Institutionally, the fastest accelerator is to create a few anchor labs and “teaching hospitals” for AI: places where students, startups, and government technologists work on real deployments with real constraints, under strong mentorship, with shared infrastructure and shared evaluation tooling. Connectivity investments like Trans-Caspian infrastructure matter here because they reduce latency, improve redundancy, and make it feasible to run hybrid architectures where some services sit locally while collaborating across borders for research, benchmarking, and disaster recovery.

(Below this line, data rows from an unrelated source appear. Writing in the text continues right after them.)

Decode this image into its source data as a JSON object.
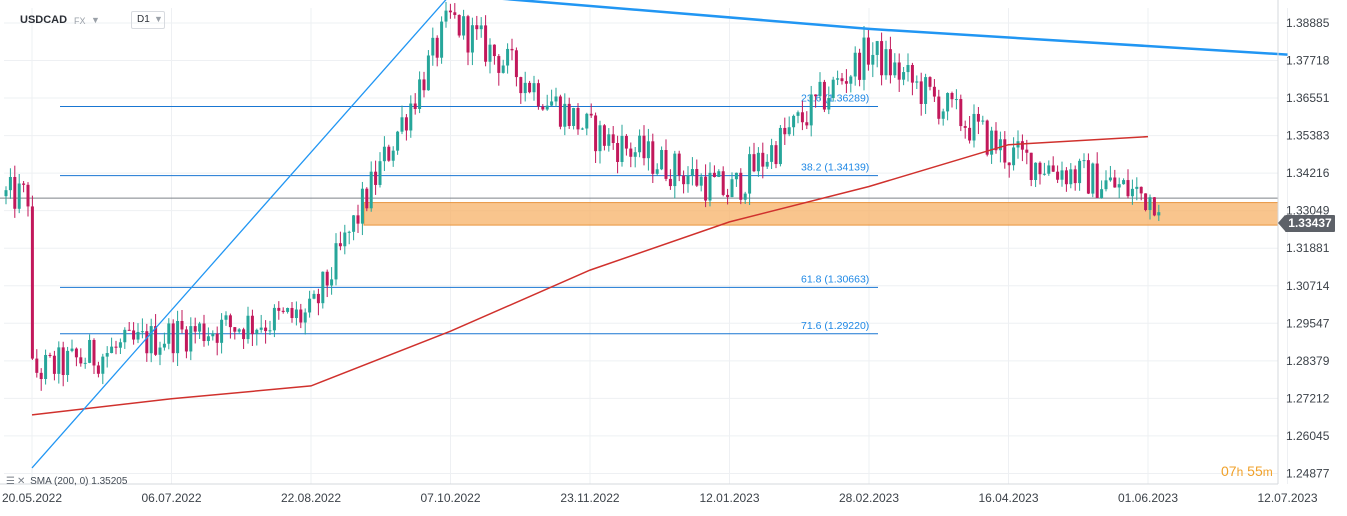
{
  "header": {
    "symbol": "USDCAD",
    "market": "FX",
    "timeframe": "D1"
  },
  "indicator_legend": {
    "label": "SMA (200, 0)",
    "value": "1.35205"
  },
  "current_price_label": "1.33437",
  "countdown": {
    "hours": "07",
    "hours_unit": "h",
    "minutes": "55",
    "minutes_unit": "m"
  },
  "colors": {
    "up_candle": "#26a69a",
    "down_candle": "#c2185b",
    "sma": "#d0312d",
    "trendline": "#2196f3",
    "fib_line": "#1976d2",
    "support_zone": "#f7b267",
    "grid": "#eef0f3"
  },
  "chart_data": {
    "type": "candlestick",
    "symbol": "USDCAD",
    "timeframe": "D1",
    "x_labels": [
      "20.05.2022",
      "06.07.2022",
      "22.08.2022",
      "07.10.2022",
      "23.11.2022",
      "12.01.2023",
      "28.02.2023",
      "16.04.2023",
      "01.06.2023",
      "12.07.2023"
    ],
    "y_ticks": [
      1.38885,
      1.37718,
      1.36551,
      1.35383,
      1.34216,
      1.33049,
      1.31881,
      1.30714,
      1.29547,
      1.28379,
      1.27212,
      1.26045,
      1.24877
    ],
    "ylim": [
      1.2455,
      1.3935
    ],
    "current_price": 1.33437,
    "grid": true,
    "fibonacci_levels": [
      {
        "level": 23.6,
        "price": 1.36289,
        "label": "23.6 (1.36289)"
      },
      {
        "level": 38.2,
        "price": 1.34139,
        "label": "38.2 (1.34139)"
      },
      {
        "level": 61.8,
        "price": 1.30663,
        "label": "61.8 (1.30663)"
      },
      {
        "level": 71.6,
        "price": 1.2922,
        "label": "71.6 (1.29220)"
      }
    ],
    "support_zone": [
      1.326,
      1.333
    ],
    "trendlines": [
      {
        "name": "descending resistance",
        "points": [
          [
            "07.10.2022",
            1.3977
          ],
          [
            "28.02.2023",
            1.387
          ],
          [
            "12.07.2023",
            1.379
          ]
        ]
      },
      {
        "name": "rally line",
        "points": [
          [
            "20.05.2022",
            1.2505
          ],
          [
            "07.10.2022",
            1.3977
          ]
        ]
      }
    ],
    "sma_200": [
      [
        "20.05.2022",
        1.267
      ],
      [
        "06.07.2022",
        1.272
      ],
      [
        "22.08.2022",
        1.276
      ],
      [
        "07.10.2022",
        1.293
      ],
      [
        "23.11.2022",
        1.312
      ],
      [
        "12.01.2023",
        1.327
      ],
      [
        "28.02.2023",
        1.338
      ],
      [
        "16.04.2023",
        1.351
      ],
      [
        "01.06.2023",
        1.3535
      ]
    ],
    "price_path": [
      [
        "20.05.2022",
        1.28
      ],
      [
        "06.07.2022",
        1.292
      ],
      [
        "22.08.2022",
        1.298
      ],
      [
        "07.10.2022",
        1.39
      ],
      [
        "23.11.2022",
        1.355
      ],
      [
        "12.01.2023",
        1.336
      ],
      [
        "28.02.2023",
        1.38
      ],
      [
        "16.04.2023",
        1.348
      ],
      [
        "01.06.2023",
        1.335
      ]
    ]
  }
}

Collaboration with U.S. tech ecosystems can speed this up dramatically if it’s structured around capability transfer rather than consumption. The healthy model is joint programs where Azerbaijani teams co-develop evaluation frameworks, safety tooling, and domain datasets, and learn the operational playbook, rather than simply licensing black-box systems. You avoid dependency by insisting on three things in partnerships: local ownership of critical datasets and labeling pipelines, local capacity to reproduce key results, and contractual rights to audit model behavior and security posture. When those are built in, “collaboration” becomes an engine for autonomy rather than a path to lock-in.
The expert’s focus on the “middle layer” of AI talent highlights a common gap in emerging ecosystems: operational excellence. His emphasis on capability transfer and local dataset ownership reflects a strategic concern about digital sovereignty within global AI partnerships.

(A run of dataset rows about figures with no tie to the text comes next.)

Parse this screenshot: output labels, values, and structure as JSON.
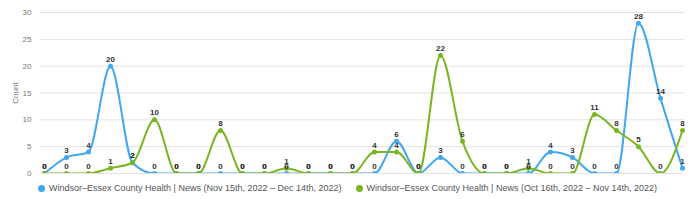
{
  "chart_data": {
    "type": "line",
    "y_label": "Count",
    "categories": [
      null,
      null,
      null,
      null,
      null,
      null,
      null,
      null,
      null,
      null,
      null,
      null,
      null,
      null,
      null,
      null,
      null,
      null,
      null,
      null,
      null,
      null,
      null,
      null,
      null,
      null,
      null,
      null,
      null,
      null
    ],
    "series": [
      {
        "name": "Windsor–Essex County Health | News (Nov 15th, 2022 – Dec 14th, 2022)",
        "color": "#41a8f0",
        "values": [
          0,
          3,
          4,
          20,
          2,
          0,
          0,
          0,
          0,
          0,
          0,
          0,
          0,
          0,
          0,
          0,
          6,
          0,
          3,
          0,
          0,
          0,
          0,
          4,
          3,
          0,
          0,
          28,
          14,
          1
        ]
      },
      {
        "name": "Windsor–Essex County Health | News (Oct 16th, 2022 – Nov 14th, 2022)",
        "color": "#7ab624",
        "values": [
          0,
          0,
          0,
          1,
          2,
          10,
          0,
          0,
          8,
          0,
          0,
          1,
          0,
          0,
          0,
          4,
          4,
          0,
          22,
          6,
          0,
          0,
          1,
          0,
          0,
          11,
          8,
          5,
          0,
          8
        ]
      }
    ],
    "ylim": [
      0,
      30
    ],
    "yticks": [
      0,
      5,
      10,
      15,
      20,
      25,
      30
    ],
    "grid": true,
    "data_labels": true,
    "legend": "bottom",
    "marker": "circle",
    "line_style": "smooth",
    "tick_labels": "y"
  }
}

Open innovation vs. technology protection: Finding the balance
The Charter also underscores joint research, commercialization, voluntary technology transfer, and legal safeguards.

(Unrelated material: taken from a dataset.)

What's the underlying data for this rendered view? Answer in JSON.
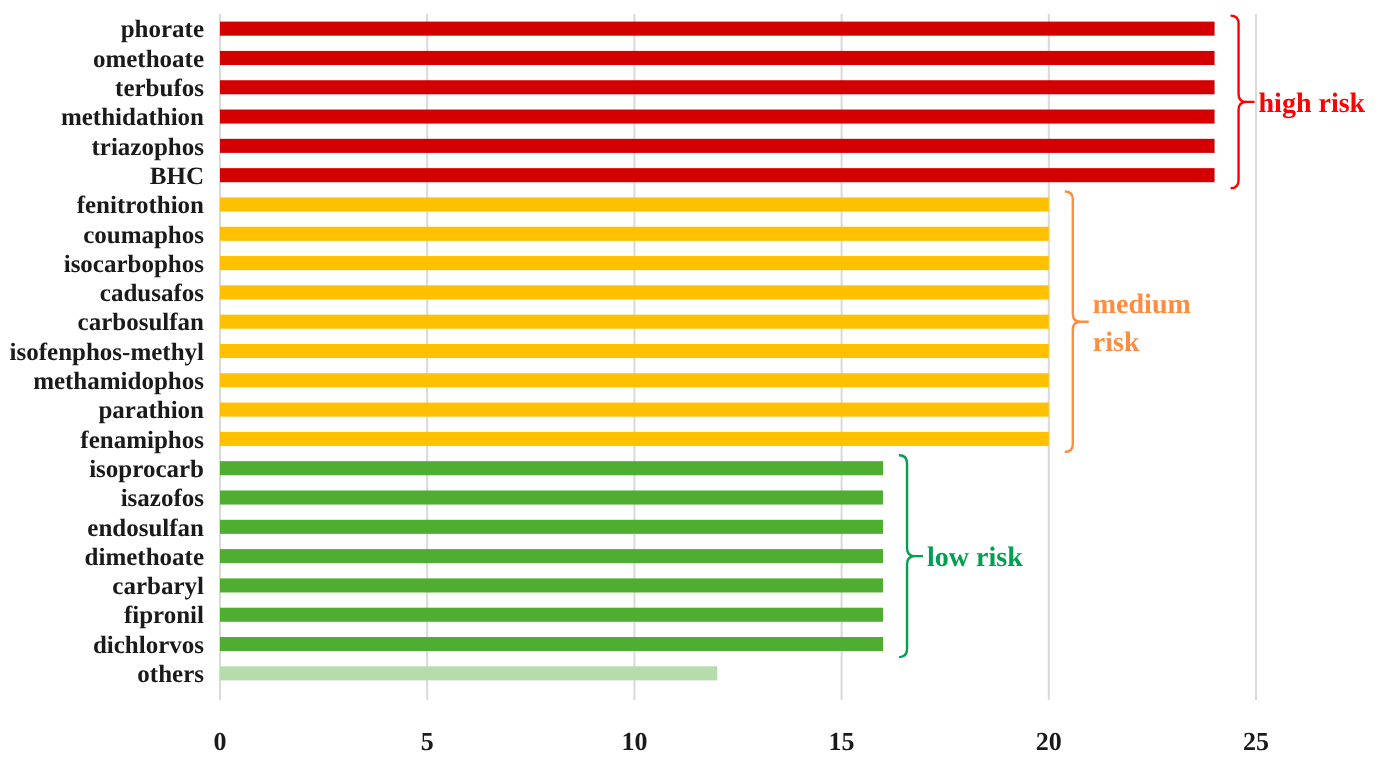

Q: How can Azerbaijan and the United States balance open innovation with intellectual property protection, security concerns, and ethical AI governance?
A: Balancing open innovation with IP protection and security is mostly a matter of being explicit about what is open, what is shared, and what is controlled, and then enforcing that through process. In joint research, you can keep a lot of momentum by publishing methods, benchmarks, and evaluation findings while keeping sensitive assets protected. A practical approach is to classify projects and artifacts into tiers. Low-risk work can be open by default. Higher-risk work requires controlled access, secure environments, and formal review before release.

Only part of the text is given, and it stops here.